By Joe Anuta
After a Chinese tourist died from a brutal robbery in Flushing last month, her relatives’ only wish is to take her remains back to their hometown, but instead they are mired in a tangle of red tape in Queens.
“We are exhausted. We just want this to be over,” Wei Yang said through a translator during an interview conducted with him and his wife, Liu Li.
He is the brother of Haiyan Yang, the 37-year-old who was visiting America when three weeks into her trip she was hit so hard during a downtown mugging that she was pronounced brain dead. Yang died from her injuries in late October.
Police arrested Brian Rodriguez, 35, of Long Island, and the Queens district attorney charged him with assault and robbery, although the charges are expected to be upgraded in light of Haiyan Yang’s death.
After news reached Wei Yang in Shanghai, he had to apply for a visa to enter the country and received help from the office of U.S. Rep. Gary Ackerman (D-Bayside). The couple arrived in the aftermath of Hurricane Sandy.

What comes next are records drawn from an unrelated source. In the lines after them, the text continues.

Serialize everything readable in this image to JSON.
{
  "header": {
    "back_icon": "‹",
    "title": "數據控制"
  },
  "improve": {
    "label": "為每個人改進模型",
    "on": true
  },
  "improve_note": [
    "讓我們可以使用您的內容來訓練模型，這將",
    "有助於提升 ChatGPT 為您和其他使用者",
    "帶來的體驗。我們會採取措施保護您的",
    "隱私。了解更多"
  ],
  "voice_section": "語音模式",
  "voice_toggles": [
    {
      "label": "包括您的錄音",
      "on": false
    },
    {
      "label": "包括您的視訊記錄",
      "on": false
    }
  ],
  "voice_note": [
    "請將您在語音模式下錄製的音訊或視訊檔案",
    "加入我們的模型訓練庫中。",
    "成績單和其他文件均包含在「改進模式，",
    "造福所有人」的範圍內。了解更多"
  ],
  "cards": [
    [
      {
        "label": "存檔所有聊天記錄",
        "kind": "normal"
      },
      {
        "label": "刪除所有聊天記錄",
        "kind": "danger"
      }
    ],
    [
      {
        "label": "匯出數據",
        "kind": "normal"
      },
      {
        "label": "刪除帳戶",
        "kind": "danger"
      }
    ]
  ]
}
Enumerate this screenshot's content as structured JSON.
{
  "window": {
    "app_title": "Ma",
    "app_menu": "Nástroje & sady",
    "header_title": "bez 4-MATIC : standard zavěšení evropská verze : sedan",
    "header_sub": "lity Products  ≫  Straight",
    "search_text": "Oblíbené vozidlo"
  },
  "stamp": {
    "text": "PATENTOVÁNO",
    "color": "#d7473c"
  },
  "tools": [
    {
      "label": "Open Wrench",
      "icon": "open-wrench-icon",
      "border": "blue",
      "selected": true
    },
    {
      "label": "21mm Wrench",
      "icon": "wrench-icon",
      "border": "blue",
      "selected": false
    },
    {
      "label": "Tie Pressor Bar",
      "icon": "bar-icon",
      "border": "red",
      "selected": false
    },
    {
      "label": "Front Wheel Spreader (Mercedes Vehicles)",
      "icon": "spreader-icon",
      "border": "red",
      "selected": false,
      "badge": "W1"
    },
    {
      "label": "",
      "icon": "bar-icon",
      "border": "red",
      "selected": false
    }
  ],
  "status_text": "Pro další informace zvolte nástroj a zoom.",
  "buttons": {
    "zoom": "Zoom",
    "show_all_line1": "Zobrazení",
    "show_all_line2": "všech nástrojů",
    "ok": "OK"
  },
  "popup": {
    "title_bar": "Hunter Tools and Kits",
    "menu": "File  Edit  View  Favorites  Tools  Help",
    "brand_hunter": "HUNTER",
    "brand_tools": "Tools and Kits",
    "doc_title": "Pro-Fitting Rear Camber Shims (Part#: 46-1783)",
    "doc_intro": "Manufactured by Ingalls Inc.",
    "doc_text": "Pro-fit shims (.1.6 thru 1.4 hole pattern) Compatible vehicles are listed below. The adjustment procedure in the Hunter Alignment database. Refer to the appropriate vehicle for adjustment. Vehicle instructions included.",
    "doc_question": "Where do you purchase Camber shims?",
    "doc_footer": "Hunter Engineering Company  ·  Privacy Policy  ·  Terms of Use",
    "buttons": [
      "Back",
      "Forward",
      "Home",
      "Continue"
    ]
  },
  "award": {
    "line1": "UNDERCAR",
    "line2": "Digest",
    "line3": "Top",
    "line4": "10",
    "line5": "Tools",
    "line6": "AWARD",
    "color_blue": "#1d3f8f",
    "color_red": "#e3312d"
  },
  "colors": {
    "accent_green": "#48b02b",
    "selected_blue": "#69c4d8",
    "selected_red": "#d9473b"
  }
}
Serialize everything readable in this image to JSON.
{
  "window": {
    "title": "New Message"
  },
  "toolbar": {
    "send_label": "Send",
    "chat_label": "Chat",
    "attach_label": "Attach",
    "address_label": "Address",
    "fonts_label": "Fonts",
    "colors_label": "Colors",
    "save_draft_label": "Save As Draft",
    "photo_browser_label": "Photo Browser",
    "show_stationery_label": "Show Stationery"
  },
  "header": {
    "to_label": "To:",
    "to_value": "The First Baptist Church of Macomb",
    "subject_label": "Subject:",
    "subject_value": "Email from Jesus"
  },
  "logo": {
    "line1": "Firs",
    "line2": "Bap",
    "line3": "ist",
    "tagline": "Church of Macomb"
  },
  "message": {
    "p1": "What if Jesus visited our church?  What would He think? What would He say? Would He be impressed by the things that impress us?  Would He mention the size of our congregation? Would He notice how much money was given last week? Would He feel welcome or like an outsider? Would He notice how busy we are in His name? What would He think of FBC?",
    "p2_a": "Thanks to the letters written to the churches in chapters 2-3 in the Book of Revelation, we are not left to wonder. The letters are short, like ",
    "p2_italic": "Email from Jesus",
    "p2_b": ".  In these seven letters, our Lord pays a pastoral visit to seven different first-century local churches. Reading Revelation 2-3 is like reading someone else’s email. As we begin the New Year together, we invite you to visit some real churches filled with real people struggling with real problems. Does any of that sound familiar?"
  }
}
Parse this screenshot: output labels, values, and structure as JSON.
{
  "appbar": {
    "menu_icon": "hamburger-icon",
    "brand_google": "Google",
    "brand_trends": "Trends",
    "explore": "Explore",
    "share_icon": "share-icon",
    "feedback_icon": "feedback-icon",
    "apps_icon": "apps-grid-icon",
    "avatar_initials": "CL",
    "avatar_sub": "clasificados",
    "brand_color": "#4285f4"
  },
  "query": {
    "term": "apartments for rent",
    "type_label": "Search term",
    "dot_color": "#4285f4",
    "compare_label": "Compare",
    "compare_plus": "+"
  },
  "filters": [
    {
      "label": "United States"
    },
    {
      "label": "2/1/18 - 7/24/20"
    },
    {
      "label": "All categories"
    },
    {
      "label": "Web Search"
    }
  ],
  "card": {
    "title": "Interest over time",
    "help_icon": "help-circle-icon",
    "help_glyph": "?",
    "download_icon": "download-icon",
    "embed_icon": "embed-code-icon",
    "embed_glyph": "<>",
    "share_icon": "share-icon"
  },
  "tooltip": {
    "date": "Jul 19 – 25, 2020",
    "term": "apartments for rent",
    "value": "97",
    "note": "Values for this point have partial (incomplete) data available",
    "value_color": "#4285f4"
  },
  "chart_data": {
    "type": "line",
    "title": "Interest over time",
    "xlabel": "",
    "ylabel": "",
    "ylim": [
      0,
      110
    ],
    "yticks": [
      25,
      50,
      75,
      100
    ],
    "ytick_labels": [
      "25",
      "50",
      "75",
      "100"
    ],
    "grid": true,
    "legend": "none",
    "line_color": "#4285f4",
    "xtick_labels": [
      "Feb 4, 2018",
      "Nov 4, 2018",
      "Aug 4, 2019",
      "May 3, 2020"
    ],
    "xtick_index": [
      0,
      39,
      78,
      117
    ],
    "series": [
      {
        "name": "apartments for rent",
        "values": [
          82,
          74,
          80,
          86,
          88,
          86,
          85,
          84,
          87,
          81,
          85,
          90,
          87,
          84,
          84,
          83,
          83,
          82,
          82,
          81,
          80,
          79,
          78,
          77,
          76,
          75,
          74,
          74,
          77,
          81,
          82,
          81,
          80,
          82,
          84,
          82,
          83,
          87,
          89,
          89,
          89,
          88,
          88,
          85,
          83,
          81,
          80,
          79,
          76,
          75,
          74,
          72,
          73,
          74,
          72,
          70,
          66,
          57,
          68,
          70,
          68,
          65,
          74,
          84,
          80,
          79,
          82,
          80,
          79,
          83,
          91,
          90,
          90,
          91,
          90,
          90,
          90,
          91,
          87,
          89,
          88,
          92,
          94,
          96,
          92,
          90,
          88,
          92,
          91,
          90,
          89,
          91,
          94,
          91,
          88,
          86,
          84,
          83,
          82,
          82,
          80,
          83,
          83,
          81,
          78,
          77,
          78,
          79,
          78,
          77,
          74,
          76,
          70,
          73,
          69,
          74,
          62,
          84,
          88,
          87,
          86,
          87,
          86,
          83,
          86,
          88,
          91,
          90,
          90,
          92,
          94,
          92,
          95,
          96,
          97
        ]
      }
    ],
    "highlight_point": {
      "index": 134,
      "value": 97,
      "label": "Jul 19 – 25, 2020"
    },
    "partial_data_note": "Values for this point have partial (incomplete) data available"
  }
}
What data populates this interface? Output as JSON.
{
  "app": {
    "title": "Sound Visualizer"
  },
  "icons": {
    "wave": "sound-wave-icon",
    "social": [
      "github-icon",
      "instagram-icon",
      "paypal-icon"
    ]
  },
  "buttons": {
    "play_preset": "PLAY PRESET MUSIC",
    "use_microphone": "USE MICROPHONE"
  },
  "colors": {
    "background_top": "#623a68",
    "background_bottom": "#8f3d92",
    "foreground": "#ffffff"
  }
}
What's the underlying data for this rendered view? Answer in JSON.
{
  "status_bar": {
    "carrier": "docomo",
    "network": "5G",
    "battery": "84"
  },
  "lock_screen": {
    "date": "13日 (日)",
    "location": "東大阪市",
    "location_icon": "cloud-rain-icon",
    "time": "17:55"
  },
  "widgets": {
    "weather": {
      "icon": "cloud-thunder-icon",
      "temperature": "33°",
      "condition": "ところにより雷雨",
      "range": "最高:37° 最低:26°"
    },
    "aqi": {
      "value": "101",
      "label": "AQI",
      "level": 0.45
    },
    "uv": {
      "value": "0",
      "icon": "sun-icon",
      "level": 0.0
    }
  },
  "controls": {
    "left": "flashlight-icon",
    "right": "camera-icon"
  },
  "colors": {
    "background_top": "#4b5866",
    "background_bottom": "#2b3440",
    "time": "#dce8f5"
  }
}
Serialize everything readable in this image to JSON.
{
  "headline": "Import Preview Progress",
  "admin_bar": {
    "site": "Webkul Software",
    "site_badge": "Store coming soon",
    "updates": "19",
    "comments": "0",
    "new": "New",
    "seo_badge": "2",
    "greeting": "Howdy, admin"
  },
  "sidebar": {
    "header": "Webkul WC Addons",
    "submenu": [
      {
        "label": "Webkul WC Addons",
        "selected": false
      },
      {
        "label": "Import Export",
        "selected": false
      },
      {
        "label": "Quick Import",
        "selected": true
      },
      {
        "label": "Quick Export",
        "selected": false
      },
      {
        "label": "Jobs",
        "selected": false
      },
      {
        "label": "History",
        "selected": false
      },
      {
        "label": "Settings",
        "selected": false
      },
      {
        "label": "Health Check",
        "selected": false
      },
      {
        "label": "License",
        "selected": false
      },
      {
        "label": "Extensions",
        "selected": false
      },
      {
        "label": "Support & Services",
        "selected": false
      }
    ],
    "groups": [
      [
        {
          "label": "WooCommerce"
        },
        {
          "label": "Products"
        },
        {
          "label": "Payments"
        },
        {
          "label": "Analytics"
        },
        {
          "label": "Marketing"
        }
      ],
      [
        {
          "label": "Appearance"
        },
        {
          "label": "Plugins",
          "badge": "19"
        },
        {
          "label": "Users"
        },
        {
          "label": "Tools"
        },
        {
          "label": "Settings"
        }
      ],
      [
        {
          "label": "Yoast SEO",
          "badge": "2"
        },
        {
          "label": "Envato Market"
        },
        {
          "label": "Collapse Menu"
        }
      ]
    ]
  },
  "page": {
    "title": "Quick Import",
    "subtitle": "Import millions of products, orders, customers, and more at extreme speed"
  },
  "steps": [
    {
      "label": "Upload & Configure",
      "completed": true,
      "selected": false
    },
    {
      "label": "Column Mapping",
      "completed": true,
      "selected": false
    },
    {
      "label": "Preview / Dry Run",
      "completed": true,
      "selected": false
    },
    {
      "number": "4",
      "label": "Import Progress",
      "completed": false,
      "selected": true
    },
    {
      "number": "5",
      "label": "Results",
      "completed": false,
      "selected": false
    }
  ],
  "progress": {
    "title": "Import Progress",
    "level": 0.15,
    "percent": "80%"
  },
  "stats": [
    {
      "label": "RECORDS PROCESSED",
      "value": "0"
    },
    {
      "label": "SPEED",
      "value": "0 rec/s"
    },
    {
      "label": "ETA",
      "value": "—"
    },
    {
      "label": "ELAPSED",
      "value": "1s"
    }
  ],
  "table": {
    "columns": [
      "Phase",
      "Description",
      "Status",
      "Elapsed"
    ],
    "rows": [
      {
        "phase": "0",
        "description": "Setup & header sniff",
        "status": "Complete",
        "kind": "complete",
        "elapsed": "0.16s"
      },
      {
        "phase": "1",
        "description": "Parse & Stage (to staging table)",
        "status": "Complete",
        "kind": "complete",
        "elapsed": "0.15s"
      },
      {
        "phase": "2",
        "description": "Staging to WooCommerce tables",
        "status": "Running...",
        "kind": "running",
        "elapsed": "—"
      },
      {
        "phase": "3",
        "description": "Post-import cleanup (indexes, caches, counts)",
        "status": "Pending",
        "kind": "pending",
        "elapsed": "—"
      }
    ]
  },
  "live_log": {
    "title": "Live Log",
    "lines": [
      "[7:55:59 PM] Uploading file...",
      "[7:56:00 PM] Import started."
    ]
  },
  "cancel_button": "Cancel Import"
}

“Why did he have to hit her so hard?” asked Li, breaking down in tears. “They didn’t leave the family any chance.”
Rodriguez allegedly punched Yang on the side of the head while she was walking near the corner of Parsons Boulevard and 41st Avenue, the DA said.
Haiyan Yang, who worked in sales, had a 10-year-old daughter back in Guangdong, the family’s home province.
A single mother, Yang was not married, but in her 20s adopted the child, Yong En Yang, after she saw the little girl on the street, her brother said.
Wei Yang and Li still have not told the daughter what happened and plan to take her into their home once they return.
But before any of that can happen, they must first traverse the legal obstacles of trying to get Yang’s remains out of the country.
“We did not expect there to be so much paperwork,” he said.
Instead of grieving, the couple said they have been going to hospitals, the medical examiner and the Chinese embassy for nearly two weeks.
He already knew that bringing his sister’s body back to China in a coffin would be too expensive.
“We are not a rich family,” Wei Yang said, adding that a car service to the Long Island hospital from Flushing and back cost a half month’s expenses in China.
But once here they found out cremation requires a notarized signature from Yang’s mother, who was back home in Guangdong.
And so they sent a form back and as of Tuesday were still waiting for its return. They will have to produce a death certificate to the Chinese embassy in order for them to get on a plane back to the country.
Luckily, Wei Yang and Li are staying with a Flushing couple who are friends of Yang’s, and the Chinese community has caught wind of their plight and has donated funds that will go toward cremation and raising Yang’s daughter.
“The support has been tremendous,” said Larry Swint, whose wife knew Yang in China and who has taken in the couple while they wait.
Wei Yang hopes to soon be able to bury his sister, but he also hopes that others in the immigrant community will listen to his story and try to protect each other, since many are far from friends and family, to ensure that a tragedy like this does not happen again.